Réformes structurelles | Branle-bas de combat pour sauver l’économie
La situation commence à se décanter. Ayant approuvé la refonte de la loi relative aux entreprises publiques, le gouvernement s’approche de la porte de sortie et le dossier tunisien auprès du FMI pourrait connaître une fin heureuse. Mais le nouveau programme de réformes permettra-t-il d’infléchir la trajectoire de l’endettement qui frôle l’insoutenabilité ?

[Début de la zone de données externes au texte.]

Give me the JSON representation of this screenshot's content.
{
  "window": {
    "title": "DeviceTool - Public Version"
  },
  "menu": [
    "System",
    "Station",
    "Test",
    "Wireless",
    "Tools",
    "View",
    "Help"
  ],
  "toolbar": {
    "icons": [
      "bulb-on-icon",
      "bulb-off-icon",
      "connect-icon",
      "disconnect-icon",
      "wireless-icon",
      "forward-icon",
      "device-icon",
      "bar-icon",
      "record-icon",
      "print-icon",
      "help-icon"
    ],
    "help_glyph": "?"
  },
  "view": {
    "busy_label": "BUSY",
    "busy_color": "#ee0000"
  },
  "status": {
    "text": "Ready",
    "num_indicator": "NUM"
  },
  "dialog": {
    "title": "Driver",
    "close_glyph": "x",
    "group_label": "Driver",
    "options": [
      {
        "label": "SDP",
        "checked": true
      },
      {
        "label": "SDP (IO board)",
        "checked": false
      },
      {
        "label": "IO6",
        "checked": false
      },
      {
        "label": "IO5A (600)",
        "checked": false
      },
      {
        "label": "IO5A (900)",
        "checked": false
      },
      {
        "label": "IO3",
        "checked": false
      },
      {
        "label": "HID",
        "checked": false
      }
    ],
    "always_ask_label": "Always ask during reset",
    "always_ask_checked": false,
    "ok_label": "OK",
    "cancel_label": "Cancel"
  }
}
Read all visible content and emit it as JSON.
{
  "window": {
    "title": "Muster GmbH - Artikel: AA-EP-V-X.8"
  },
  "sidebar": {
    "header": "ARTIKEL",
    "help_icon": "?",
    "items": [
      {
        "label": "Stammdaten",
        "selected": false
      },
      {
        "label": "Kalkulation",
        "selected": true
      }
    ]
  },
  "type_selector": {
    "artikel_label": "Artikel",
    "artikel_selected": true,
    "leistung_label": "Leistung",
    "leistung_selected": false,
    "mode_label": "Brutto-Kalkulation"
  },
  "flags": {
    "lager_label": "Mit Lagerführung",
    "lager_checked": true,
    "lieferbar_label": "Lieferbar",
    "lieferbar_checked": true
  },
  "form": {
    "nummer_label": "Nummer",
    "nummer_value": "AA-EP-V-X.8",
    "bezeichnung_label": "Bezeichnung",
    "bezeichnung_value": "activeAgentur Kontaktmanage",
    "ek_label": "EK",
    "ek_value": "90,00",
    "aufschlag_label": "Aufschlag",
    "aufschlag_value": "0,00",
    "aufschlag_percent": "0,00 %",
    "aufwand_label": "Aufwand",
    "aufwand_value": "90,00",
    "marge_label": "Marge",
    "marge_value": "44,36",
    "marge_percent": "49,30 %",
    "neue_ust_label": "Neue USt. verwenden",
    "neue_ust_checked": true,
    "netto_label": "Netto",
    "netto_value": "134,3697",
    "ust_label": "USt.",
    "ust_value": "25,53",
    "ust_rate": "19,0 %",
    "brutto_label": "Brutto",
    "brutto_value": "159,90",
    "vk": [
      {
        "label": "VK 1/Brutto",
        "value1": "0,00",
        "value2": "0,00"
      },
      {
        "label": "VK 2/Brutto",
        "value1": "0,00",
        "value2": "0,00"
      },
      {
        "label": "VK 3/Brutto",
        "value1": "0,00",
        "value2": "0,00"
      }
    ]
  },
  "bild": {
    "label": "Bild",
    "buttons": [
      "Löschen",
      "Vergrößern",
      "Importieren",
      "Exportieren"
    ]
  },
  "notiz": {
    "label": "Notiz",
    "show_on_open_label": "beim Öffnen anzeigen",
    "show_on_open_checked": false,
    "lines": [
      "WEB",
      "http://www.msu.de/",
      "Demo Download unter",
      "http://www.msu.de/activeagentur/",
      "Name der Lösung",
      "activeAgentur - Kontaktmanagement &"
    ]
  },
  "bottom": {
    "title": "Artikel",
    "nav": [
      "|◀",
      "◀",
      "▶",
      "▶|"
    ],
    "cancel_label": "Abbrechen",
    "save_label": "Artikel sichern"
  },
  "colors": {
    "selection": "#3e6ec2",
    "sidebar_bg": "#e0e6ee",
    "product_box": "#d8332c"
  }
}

L’on peut enfin pousser un ouf de soulagement, suite à l’approbation en conseil des ministres du décret amendant la fameuse loi 89-9 relative à la gouvernance des entreprises publiques, qui a été perçue comme un signal positif annonçant le dénouement du dossier tunisien auprès du FMI. Sauf coup de théâtre, ce dossier qui est en suspens depuis plusieurs mois et qui s’étire en longueur, accentuant ainsi les difficultés financières de la Tunisie, devrait connaître une fin heureuse au mois de mars prochain. Encore une fois, le gouvernement montre patte blanche et cette décision a été bien accueillie par les partenaires de la Tunisie. En tout cas, on estime que c’est de bon augure quant à l’issue de la demande de prêt auprès du FMI. L’ambassadeur de France en Tunisie, André Parant, n’a pas caché son optimisme quant à la conclusion prochaine d’un accord entre la Tunisie et le FMI, affirmant que “les choses sont bien avancées”.

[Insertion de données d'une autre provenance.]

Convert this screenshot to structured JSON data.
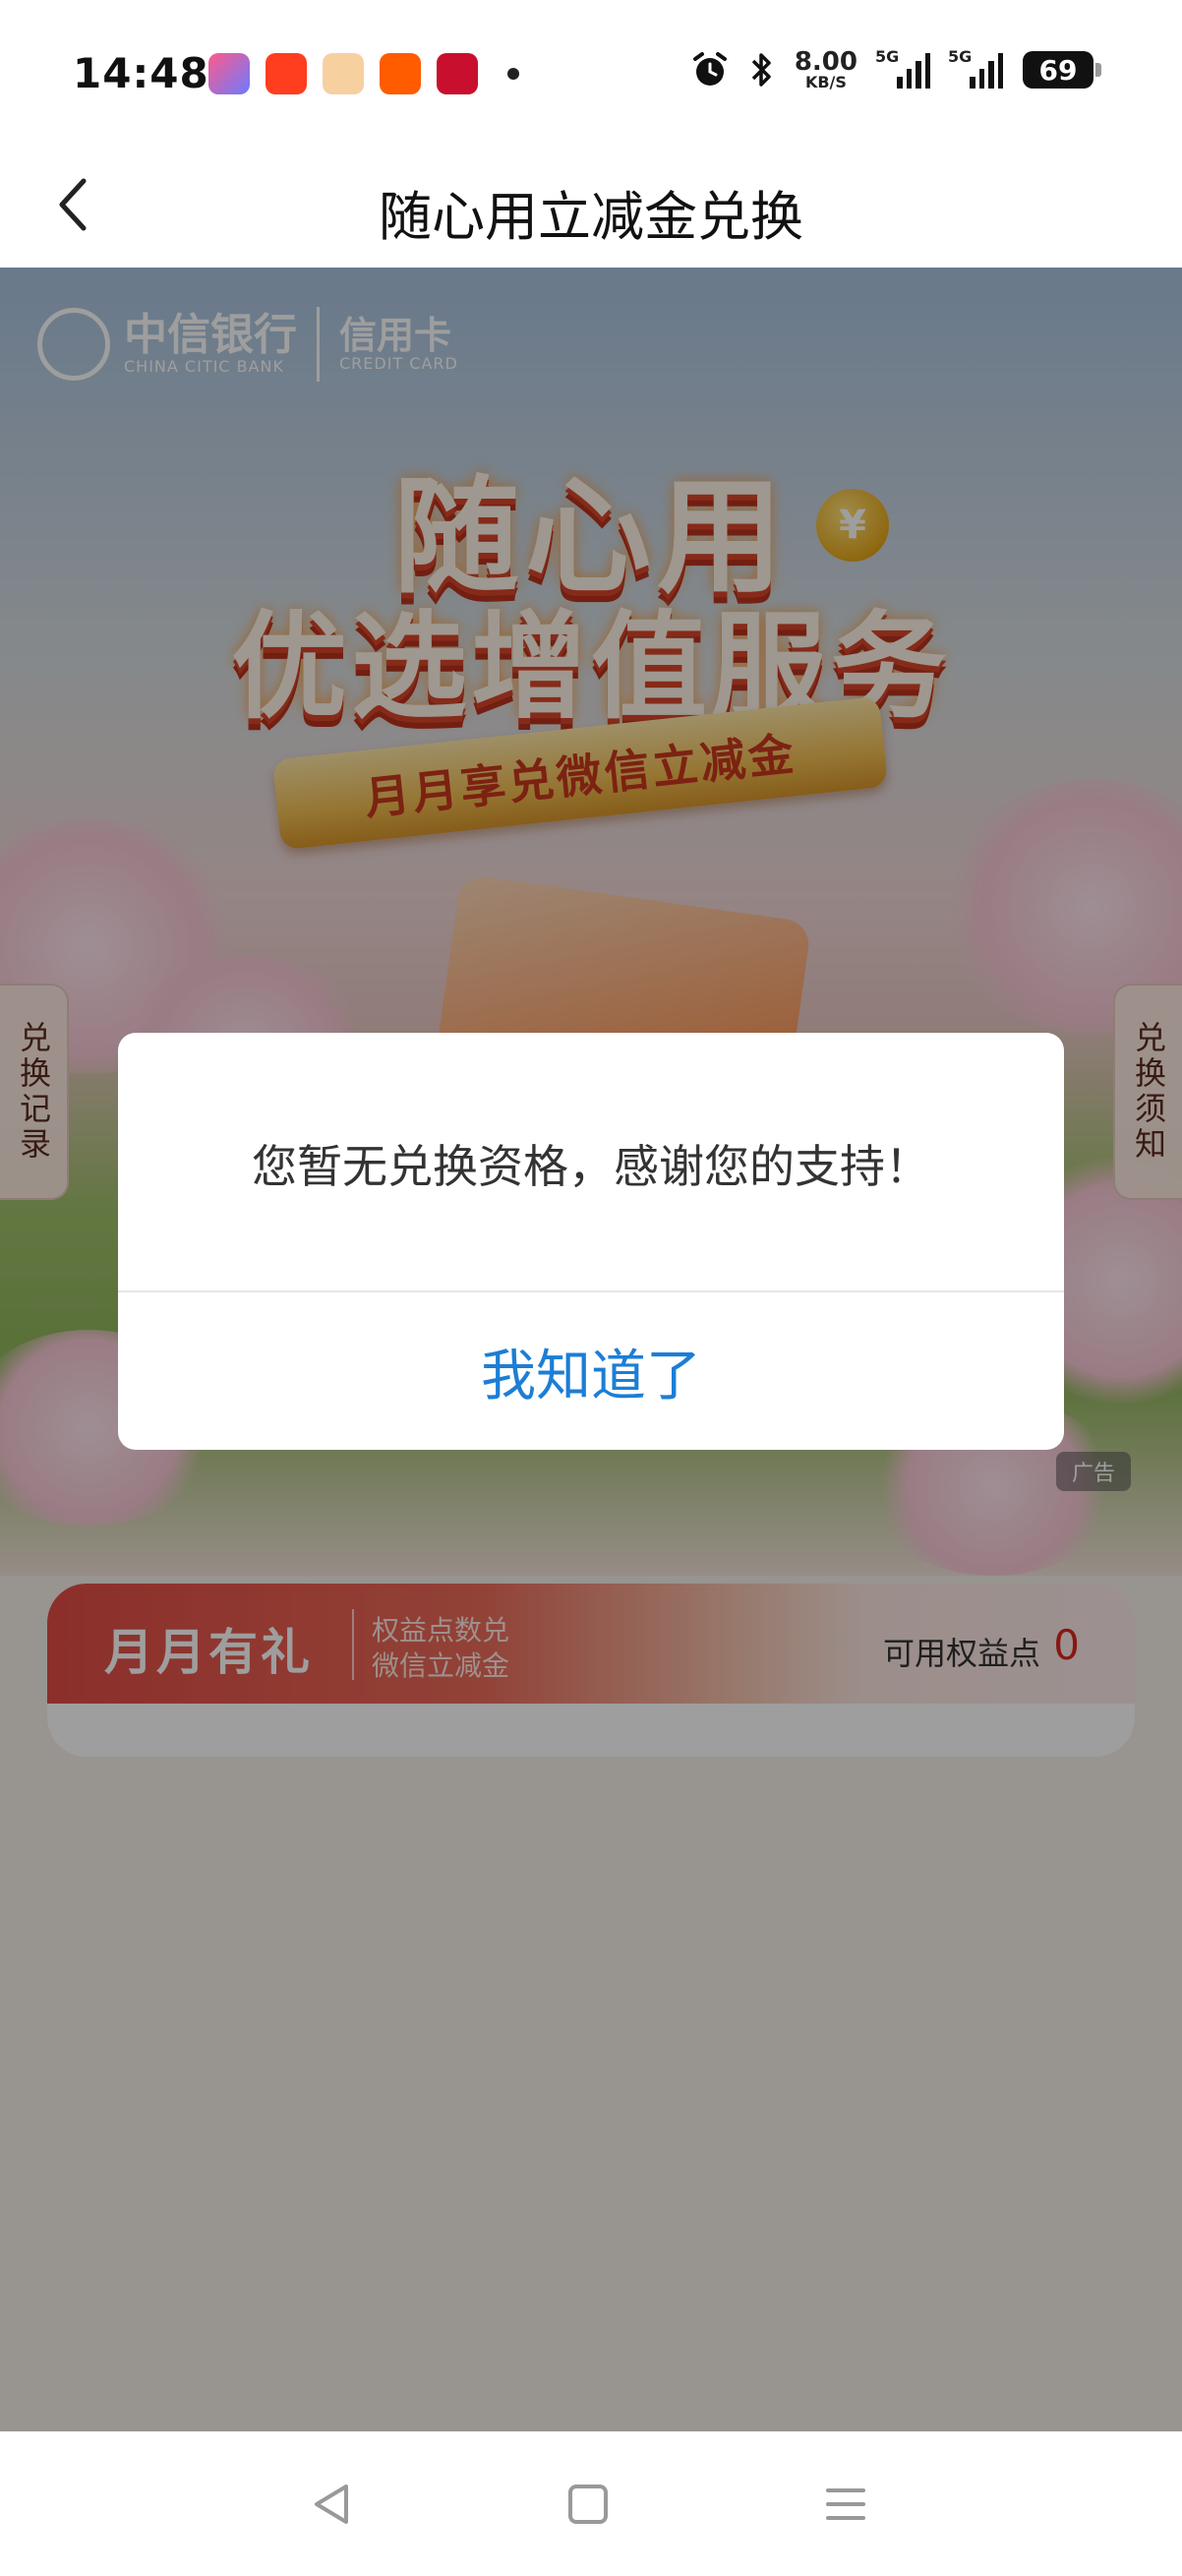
{
  "status_bar": {
    "time": "14:48",
    "net_speed_value": "8.00",
    "net_speed_unit": "KB/S",
    "signal1_label": "5G",
    "signal2_label": "5G",
    "battery": "69",
    "app_icons": [
      "pinduoduo-618-icon",
      "taobao-orange-icon",
      "meituan-icon",
      "taobao-icon",
      "bank-app-icon"
    ]
  },
  "nav": {
    "title": "随心用立减金兑换"
  },
  "banner": {
    "bank_name_cn": "中信银行",
    "bank_name_en": "CHINA CITIC BANK",
    "card_cn": "信用卡",
    "card_en": "CREDIT CARD",
    "headline_line1": "随心用",
    "headline_line2": "优选增值服务",
    "ribbon_text": "月月享兑微信立减金",
    "coin_symbol": "¥",
    "ad_label": "广告"
  },
  "side_tabs": {
    "left": "兑换记录",
    "right": "兑换须知"
  },
  "points_card": {
    "title": "月月有礼",
    "subtitle_line1": "权益点数兑",
    "subtitle_line2": "微信立减金",
    "points_label": "可用权益点",
    "points_value": "0"
  },
  "dialog": {
    "message": "您暂无兑换资格，感谢您的支持！",
    "confirm_label": "我知道了"
  }
}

Les marchés réagissent positivement
Le gouvernement est, donc, sur la dernière ligne droite de son nouveau programme de réformes. Un seul “détail” manquant, sur lequel le FMI se montre toujours intransigeant : la réalité des prix des hydrocarbures. “Après l’approbation du projet d’amendement de la loi 89-9 relative aux entreprises publiques, il ne reste que le point de la suppression des subventions du carburant sur laquelle le FMI a une position ferme afin d’atteindre la réalité des prix”, a indiqué l’ambassadeur lors d’un point de presse qui s’est tenu vendredi 10 février au siège de l’ambassade de France en Tunisie. Plusieurs économistes se sont même réjouis de cette avancée réalisée par le gouvernement qui fait miroiter sa volonté d’aller de l’avant dans les réformes structurelles, prenant à témoin les marchés qui ont réagi positivement. “ Les marchés ont réagi positivement par rapport aux obligations souveraines tunisiennes (qui ont enregistré une hausse de 4,29%, le jeudi 9 février). Les raisons objectives de ce tournant positif sont essentiellement en liaison avec : l’approbation par le conseil des ministres de la refonte de la loi 89-9 relative aux entreprises publiques et la possibilité de procéder à un ajustement des prix des hydrocarbures dans la période à venir. Objectivement, les marchés considèrent que la reprogrammation du dossier de la Tunisie auprès du FMI dans le futur n’est qu’une question de temps”, a fait savoir l’expert économique, Aram Belhadj, dans un post publié sur sa page Facebook.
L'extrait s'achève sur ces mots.